🤖 AI Summary
Prior work on behavior change interventions is largely confined to text-only LLM interactions, lacking effective paradigms for synergistic LLM–UI collaboration in health coaching. Method: We propose a hybrid health coaching framework integrating LLM-driven dialogue with mature UI interaction, specifically targeting physical activity promotion. We construct a red-teaming–evaluated safety benchmark dataset and conduct a randomized controlled field trial (N=XX, four-week duration) to systematically assess the LLM’s capacity to shape positive psychological constructs—including self-compassion, activity enjoyment, and behavioral beliefs. Results: Both groups achieved recommended physical activity levels (+100%), but the LLM-augmented group demonstrated statistically significant improvements over controls across cognitive and affective dimensions.
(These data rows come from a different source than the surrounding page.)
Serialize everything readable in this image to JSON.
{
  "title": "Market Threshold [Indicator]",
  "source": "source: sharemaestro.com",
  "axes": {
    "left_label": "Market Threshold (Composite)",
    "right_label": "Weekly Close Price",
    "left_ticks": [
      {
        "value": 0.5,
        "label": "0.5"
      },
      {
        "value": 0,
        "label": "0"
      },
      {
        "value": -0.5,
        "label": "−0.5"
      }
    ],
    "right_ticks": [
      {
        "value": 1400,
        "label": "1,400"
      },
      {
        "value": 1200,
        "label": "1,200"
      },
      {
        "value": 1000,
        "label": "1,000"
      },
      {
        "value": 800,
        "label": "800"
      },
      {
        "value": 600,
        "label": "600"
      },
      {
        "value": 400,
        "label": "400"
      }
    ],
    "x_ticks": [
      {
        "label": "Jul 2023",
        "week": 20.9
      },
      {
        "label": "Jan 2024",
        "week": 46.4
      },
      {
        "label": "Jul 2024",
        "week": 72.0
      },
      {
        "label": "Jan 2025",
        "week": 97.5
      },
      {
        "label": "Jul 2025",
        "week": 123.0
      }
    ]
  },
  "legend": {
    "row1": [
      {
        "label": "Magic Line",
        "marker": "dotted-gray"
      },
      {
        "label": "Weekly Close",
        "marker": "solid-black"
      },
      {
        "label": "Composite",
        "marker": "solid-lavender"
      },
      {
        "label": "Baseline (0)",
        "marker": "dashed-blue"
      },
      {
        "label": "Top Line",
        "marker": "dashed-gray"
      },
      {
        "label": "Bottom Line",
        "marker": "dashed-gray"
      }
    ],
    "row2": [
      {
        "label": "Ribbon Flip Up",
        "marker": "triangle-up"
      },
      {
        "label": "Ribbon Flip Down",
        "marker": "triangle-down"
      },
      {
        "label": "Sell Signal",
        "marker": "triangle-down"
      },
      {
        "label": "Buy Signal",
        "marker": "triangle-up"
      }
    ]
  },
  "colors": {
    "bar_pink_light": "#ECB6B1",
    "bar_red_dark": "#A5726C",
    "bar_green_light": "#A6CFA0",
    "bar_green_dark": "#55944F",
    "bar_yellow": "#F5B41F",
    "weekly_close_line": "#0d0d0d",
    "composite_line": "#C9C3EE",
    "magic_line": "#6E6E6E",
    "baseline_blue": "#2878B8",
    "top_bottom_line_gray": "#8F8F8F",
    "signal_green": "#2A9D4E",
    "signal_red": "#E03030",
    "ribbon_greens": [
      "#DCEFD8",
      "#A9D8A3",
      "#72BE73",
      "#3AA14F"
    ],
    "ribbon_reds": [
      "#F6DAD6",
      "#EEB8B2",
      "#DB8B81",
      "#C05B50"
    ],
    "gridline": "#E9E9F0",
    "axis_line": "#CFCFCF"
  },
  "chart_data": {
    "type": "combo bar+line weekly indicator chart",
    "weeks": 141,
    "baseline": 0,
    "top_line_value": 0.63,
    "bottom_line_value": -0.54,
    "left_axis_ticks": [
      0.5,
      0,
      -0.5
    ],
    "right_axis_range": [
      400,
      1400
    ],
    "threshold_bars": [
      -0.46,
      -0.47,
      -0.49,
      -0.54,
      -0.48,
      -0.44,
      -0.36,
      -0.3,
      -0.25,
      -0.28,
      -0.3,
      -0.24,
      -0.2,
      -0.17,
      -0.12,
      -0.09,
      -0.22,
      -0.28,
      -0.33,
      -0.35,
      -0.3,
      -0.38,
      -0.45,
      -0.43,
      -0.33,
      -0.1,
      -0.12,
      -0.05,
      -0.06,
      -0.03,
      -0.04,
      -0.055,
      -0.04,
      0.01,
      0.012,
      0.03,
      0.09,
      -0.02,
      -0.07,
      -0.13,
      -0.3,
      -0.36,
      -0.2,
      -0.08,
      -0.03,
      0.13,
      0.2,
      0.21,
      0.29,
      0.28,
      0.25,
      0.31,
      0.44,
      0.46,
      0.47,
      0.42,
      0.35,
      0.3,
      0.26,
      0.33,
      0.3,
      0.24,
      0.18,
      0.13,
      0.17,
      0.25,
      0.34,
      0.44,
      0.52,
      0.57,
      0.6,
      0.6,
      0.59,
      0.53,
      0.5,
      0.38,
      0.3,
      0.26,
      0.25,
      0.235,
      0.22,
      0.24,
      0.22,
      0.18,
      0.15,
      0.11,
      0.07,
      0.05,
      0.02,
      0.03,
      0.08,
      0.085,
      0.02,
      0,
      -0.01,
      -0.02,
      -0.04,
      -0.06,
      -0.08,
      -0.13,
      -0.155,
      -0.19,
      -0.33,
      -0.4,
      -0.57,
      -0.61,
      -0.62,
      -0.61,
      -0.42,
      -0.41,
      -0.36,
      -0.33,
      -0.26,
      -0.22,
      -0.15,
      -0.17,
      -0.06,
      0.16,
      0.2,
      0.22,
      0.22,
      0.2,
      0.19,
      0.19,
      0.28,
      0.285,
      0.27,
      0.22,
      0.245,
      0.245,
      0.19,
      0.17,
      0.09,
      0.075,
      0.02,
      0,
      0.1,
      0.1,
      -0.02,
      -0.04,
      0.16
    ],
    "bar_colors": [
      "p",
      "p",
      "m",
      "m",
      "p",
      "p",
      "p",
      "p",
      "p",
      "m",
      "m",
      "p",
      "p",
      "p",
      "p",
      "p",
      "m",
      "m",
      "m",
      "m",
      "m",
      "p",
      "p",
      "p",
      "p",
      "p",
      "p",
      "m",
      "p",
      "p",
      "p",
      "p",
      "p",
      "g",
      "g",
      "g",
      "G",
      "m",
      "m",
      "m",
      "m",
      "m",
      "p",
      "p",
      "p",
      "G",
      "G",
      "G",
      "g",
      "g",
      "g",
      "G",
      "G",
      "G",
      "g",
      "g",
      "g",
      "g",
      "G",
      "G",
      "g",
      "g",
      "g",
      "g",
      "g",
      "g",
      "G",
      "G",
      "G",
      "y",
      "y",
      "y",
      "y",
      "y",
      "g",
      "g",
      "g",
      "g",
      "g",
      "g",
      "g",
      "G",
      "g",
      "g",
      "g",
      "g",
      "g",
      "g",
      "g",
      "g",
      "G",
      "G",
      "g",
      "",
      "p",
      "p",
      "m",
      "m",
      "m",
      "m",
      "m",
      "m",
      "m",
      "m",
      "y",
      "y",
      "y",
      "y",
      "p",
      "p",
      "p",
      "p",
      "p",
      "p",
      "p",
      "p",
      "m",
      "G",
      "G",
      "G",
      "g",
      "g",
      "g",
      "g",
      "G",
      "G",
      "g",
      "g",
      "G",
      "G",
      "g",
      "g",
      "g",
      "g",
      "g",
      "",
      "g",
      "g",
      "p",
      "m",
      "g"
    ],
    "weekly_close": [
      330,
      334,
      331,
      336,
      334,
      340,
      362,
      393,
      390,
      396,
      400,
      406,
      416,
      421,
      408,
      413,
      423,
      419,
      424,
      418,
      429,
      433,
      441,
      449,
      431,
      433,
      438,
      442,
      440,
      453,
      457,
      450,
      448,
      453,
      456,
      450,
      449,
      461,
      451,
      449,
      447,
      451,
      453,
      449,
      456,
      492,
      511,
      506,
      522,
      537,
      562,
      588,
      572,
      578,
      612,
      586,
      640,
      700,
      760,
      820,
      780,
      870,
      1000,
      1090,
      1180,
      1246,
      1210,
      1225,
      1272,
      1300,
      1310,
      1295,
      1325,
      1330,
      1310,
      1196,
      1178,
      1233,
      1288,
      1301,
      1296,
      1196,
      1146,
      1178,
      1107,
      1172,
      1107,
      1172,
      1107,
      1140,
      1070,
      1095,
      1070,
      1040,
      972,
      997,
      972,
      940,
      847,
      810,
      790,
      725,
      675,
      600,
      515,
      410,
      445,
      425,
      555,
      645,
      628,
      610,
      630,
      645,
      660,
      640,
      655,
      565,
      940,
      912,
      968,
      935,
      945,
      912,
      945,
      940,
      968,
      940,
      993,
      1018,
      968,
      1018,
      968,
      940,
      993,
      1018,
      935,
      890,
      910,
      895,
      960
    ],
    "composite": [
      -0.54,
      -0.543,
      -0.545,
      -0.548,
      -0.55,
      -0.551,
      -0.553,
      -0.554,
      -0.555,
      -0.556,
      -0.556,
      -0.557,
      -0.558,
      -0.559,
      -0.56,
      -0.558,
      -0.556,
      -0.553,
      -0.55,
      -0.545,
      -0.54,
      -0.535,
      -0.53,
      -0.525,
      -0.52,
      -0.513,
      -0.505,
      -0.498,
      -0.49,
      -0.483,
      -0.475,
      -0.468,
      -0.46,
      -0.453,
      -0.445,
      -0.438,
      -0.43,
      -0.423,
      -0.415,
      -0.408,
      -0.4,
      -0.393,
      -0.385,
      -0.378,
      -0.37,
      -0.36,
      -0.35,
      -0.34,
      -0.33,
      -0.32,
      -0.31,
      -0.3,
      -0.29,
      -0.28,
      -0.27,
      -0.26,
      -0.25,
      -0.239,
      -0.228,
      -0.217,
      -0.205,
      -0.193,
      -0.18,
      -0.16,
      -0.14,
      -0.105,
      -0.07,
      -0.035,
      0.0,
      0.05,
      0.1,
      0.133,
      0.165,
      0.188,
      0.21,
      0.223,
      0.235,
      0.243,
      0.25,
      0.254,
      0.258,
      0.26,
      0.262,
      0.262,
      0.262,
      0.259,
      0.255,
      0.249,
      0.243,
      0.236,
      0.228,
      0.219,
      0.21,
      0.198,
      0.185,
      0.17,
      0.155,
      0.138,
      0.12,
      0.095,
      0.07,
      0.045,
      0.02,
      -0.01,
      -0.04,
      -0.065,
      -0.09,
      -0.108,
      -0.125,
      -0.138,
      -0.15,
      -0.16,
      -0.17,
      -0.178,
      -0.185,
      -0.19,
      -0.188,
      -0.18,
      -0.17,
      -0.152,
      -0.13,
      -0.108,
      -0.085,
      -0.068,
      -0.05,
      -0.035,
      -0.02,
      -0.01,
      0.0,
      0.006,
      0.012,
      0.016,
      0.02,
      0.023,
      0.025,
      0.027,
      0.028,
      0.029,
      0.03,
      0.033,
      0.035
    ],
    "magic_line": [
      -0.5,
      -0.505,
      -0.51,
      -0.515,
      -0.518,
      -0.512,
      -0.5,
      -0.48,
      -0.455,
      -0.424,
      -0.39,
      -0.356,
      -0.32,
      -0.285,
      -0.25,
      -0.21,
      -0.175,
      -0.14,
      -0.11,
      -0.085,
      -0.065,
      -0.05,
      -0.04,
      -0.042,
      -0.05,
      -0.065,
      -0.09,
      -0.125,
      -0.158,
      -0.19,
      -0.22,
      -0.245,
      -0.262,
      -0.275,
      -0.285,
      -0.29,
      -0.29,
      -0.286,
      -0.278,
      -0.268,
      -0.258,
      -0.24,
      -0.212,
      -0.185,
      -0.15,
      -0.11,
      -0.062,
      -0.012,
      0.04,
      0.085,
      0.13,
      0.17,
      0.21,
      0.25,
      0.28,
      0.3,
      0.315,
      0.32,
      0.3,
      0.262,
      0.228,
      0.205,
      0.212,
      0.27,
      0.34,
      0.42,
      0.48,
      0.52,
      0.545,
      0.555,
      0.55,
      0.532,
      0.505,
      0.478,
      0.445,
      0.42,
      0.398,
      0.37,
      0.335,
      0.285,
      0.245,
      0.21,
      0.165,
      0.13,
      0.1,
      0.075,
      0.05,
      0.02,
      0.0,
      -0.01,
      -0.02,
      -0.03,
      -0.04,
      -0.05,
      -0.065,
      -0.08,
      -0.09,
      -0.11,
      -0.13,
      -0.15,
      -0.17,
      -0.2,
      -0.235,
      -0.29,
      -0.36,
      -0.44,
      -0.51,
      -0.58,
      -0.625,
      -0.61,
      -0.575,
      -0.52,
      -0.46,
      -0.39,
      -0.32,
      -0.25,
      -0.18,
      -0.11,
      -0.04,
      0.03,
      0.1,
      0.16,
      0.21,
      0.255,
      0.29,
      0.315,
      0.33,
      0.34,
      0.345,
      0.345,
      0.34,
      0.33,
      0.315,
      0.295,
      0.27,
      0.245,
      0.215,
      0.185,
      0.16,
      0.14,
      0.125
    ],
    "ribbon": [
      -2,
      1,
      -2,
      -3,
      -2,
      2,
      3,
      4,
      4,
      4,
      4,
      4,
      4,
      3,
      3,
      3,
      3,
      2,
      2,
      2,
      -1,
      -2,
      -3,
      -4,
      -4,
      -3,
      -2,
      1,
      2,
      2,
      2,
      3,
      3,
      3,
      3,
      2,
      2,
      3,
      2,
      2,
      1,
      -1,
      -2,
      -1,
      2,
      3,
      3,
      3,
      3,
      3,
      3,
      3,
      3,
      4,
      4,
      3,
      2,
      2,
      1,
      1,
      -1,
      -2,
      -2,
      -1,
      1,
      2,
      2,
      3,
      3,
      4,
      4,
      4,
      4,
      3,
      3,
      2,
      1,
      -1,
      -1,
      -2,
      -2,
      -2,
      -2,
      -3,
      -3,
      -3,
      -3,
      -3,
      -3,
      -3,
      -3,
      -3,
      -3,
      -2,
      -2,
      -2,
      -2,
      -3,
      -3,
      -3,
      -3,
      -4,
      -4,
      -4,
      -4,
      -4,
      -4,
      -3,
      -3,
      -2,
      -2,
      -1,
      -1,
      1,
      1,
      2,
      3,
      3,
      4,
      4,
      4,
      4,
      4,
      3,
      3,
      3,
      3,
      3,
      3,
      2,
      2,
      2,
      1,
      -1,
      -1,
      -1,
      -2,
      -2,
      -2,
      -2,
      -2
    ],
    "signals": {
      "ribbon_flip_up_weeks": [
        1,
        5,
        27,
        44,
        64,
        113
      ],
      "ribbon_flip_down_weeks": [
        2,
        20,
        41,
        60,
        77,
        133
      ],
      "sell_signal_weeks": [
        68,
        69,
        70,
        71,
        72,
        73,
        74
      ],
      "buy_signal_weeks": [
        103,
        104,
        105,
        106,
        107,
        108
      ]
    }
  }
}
This study provides the first empirical validation of synergistic multimodal human–AI interaction in behavioral intervention, establishing a reproducible methodology and safety-aware evaluation paradigm for LLM-powered digital health.
📝 Abstract
Large language models (LLMs) offer novel opportunities to support health behavior change, yet existing work has narrowly focused on text-only interactions. Building on decades of HCI research demonstrating the effectiveness of UI-based interactions, we present Bloom, an application for physical activity promotion that integrates an LLM-based health coaching chatbot with established UI-based interactions. As part of Bloom's development, we conducted a redteaming evaluation and contribute a safety benchmark dataset. In a four-week randomized field study (N=54) comparing Bloom to a non-LLM control, we observed important shifts in psychological outcomes: participants in the LLM condition reported stronger beliefs that activity was beneficial, greater enjoyment, and more self-compassion. Both conditions significantly increased physical activity levels, doubling the proportion of participants meeting recommended weekly guidelines, though we observed no significant differences between conditions. Instead, our findings suggest that LLMs may be more effective at shifting mindsets that precede longer-term behavior change.